Symptom
In some cases, you need to create an External Virtual Switch and bind it to a wireless NIC. However, you may face network issues with this configuration.
Solution
To resolve the issue, we need to set static IP address for the virtual adapter and VMs that connect to it.
Analysis
In this part, we setup a test and explain why we need to set static IP address.
1. There is a wireless NIC with MAC Address 40-F0-2F-35-E0-5C in the Hyper-V Host. (Figure 1)
Figure 1
2. Create an external virtual switch named “EX” and bind it to the wireless. (Figure 2)
Figure 2
3. Connect to a wireless network and the host gets a dynamic IP 192.168.0.102. (Figure 3)
Figure 3
4. In the Hyper-V Host, we use network monitor
to capture the packets on the physical wireless NIC when ping the gateway 192.168.0.1. (Figure 4)
Figure 4
5. We can see the source MAC and IP address are both correct. (Figure 5)
Figure 5
6. Connect VM “test2” to the external virtual switch “EX” and the MAC address is 00-15-5D-00-64-04. (Figure 6)
Figure 6
7. Capture the DHCP packets on physical wireless NIC and there is no packet was sent out from “test2” (MAC address: 00-15-5D-00-64-04) (Figure 7)

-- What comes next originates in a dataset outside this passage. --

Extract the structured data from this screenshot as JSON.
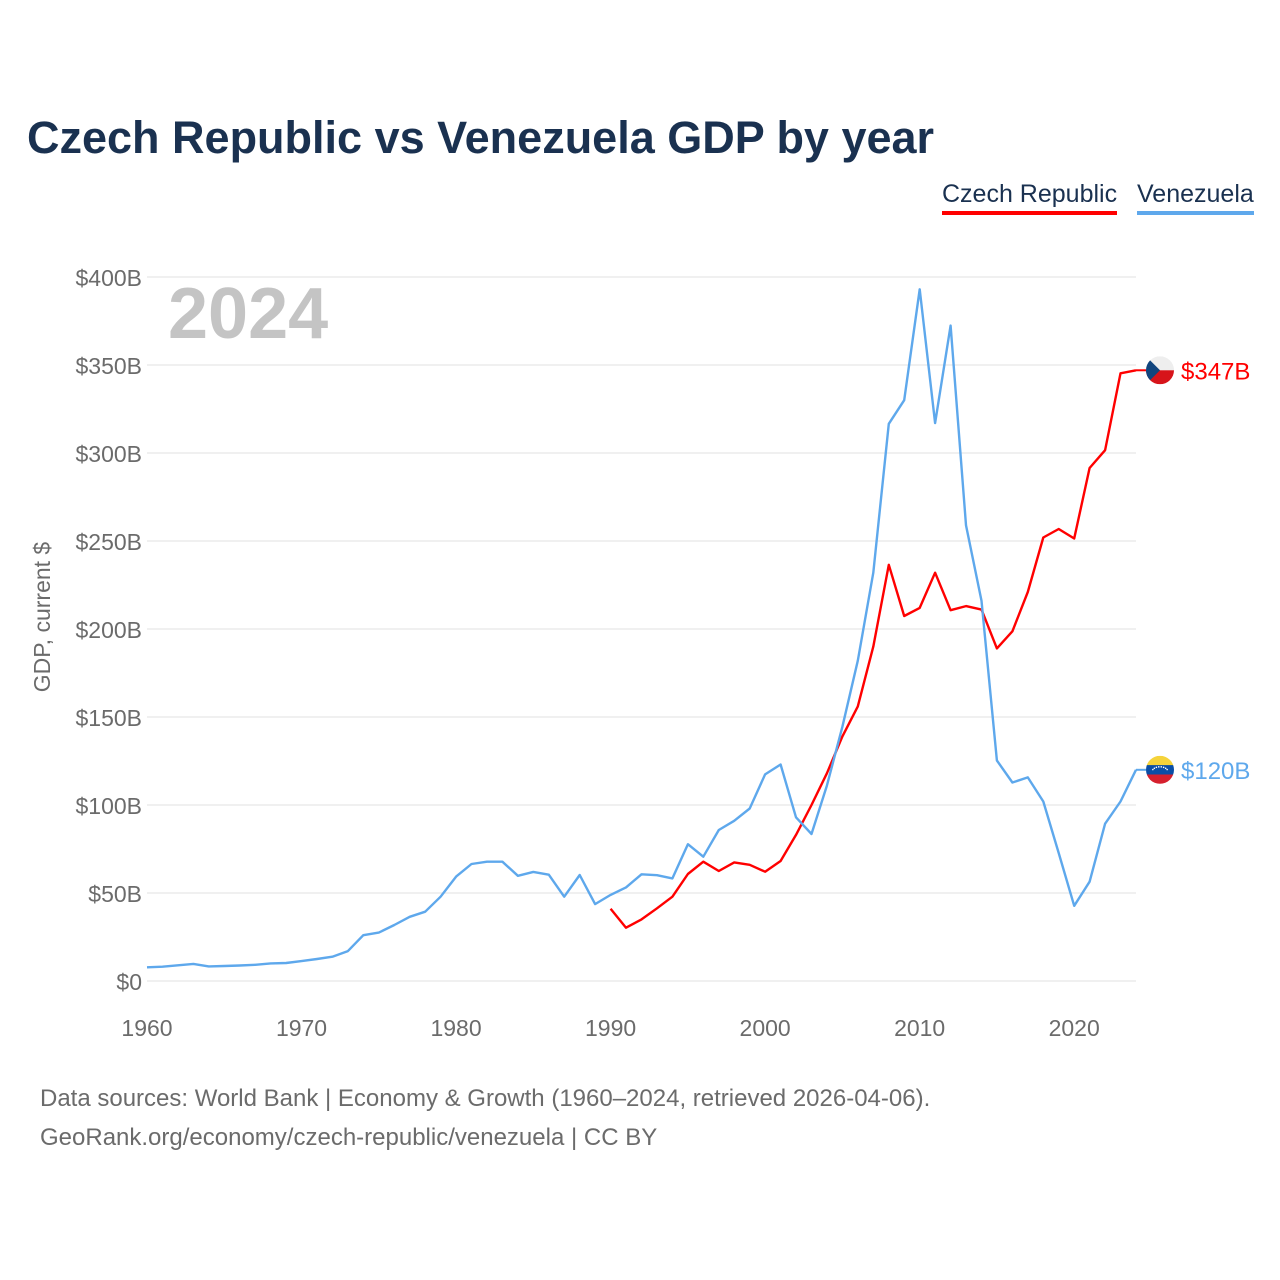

Figure 7: DHCP packets on physical wireless NIC
8. From the packets captured in “test2”, the DHCP Offer packet included the IP address 192.168.0.102. However, it was assigned to the Hyper-V Host and thus caused IP confliction.
Figure 8: DHCP packets on virtual NIC of test2
9. We set a static IP address (192.168.0.99) for “test2”. From the Arp table, we can find that both IP address bind to the Mac Address of the Hyper-V Host. (Figure 9).
Figure 9
Based on the above test, we may come to a conclusion, if you face this problem, you may need to set static IP for the virtual NIC.